實話有時候非常的傷人。
比如孟元直和烏利爾之間的談話就非常的讓烏利爾受傷,他只不過禮節性的問了孟元直一聲好,收獲的卻是無窮無盡的羞辱。
當孟元直一句“我從來不和奴隸說話”出口之后,暴怒的烏利爾就再也忍耐不住了,悍然向孟元直發起進攻。
霍賢笑呵呵的給迪伊思倒了一杯茶道“上次與夫人一唔,不覺已經一年有余,卻不知夫人過的可還平安”
迪伊思拱手施禮道“感謝霍相動問,老婦人有我家大王,王后寵信,日子的過的很好,恨不能粉身碎骨為報。”
霍賢捋著胡須笑道“古人有得英才而育之為人生一大快事,對你我而言,得雄主而伺之,何嘗不是一件幸事。”

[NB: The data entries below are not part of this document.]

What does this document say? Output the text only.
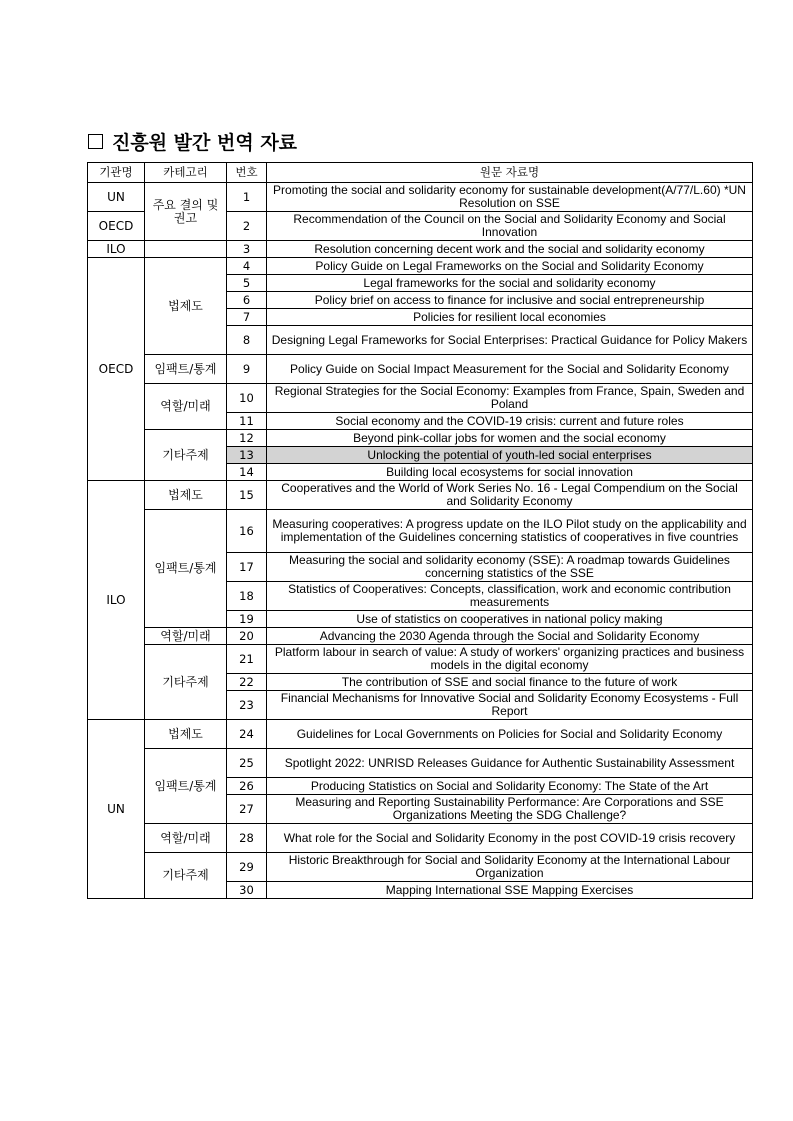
진흥원 발간 번역 자료
기관명	카테고리	번호	원문 자료명
UN	주요 결의 및 권고	1	Promoting the social and solidarity economy for sustainable development(A/77/L.60) *UN Resolution on SSE
OECD		2	Recommendation of the Council on the Social and Solidarity Economy and Social Innovation
ILO		3	Resolution concerning decent work and the social and solidarity economy
OECD	법제도	4	Policy Guide on Legal Frameworks on the Social and Solidarity Economy
		5	Legal frameworks for the social and solidarity economy
		6	Policy brief on access to finance for inclusive and social entrepreneurship
		7	Policies for resilient local economies
		8	Designing Legal Frameworks for Social Enterprises: Practical Guidance for Policy Makers
	임팩트/통계	9	Policy Guide on Social Impact Measurement for the Social and Solidarity Economy
	역할/미래	10	Regional Strategies for the Social Economy: Examples from France, Spain, Sweden and Poland
		11	Social economy and the COVID-19 crisis: current and future roles
	기타주제	12	Beyond pink-collar jobs for women and the social economy
		13	Unlocking the potential of youth-led social enterprises
		14	Building local ecosystems for social innovation
ILO	법제도	15	Cooperatives and the World of Work Series No. 16 - Legal Compendium on the Social and Solidarity Economy
	임팩트/통계	16	Measuring cooperatives: A progress update on the ILO Pilot study on the applicability and implementation of the Guidelines concerning statistics of cooperatives in five countries
		17	Measuring the social and solidarity economy (SSE): A roadmap towards Guidelines concerning statistics of the SSE
		18	Statistics of Cooperatives: Concepts, classification, work and economic contribution measurements
		19	Use of statistics on cooperatives in national policy making
	역할/미래	20	Advancing the 2030 Agenda through the Social and Solidarity Economy
	기타주제	21	Platform labour in search of value: A study of workers' organizing practices and business models in the digital economy
		22	The contribution of SSE and social finance to the future of work
		23	Financial Mechanisms for Innovative Social and Solidarity Economy Ecosystems - Full Report
UN	법제도	24	Guidelines for Local Governments on Policies for Social and Solidarity Economy
	임팩트/통계	25	Spotlight 2022: UNRISD Releases Guidance for Authentic Sustainability Assessment
		26	Producing Statistics on Social and Solidarity Economy: The State of the Art
		27	Measuring and Reporting Sustainability Performance: Are Corporations and SSE Organizations Meeting the SDG Challenge?
	역할/미래	28	What role for the Social and Solidarity Economy in the post COVID-19 crisis recovery
	기타주제	29	Historic Breakthrough for Social and Solidarity Economy at the International Labour Organization
		30	Mapping International SSE Mapping Exercises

迪伊思抱著茶杯笑道“既然我們侍奉的都是雄主,那么,就不該在他們之間分出一個高下,主從來是也不是”
霍賢鄭重的點頭道“確實如此。”
迪伊思卻苦笑起來,放下茶杯道“老婦人這樣一說,卻已經暴露了阿丹王不如哈密王這個事實。”
霍賢重新給迪伊思倒滿茶水道“夫人何出此言”
迪伊思瞅著站在另一處角落閑談的鐵心源與阿丹,再次嘆口氣道“哈密國太強大了。”
霍賢將茶水端給迪伊思道“強大也不會傷害喀喇汗國。”
“為什么難道你哈密國的野心僅此而已嗎”
“國家的基礎是百姓,準確的說是溫順的百姓,是能夠擰成一股繩,力往一起使喚的百姓。
哈密國可以接納西域野人嗎,因為他們可以調教,哈密國也可以吸納回鶻人,因為他們是被迫信奉你們的神,這樣的人只要有時間,一樣可以糾正過來。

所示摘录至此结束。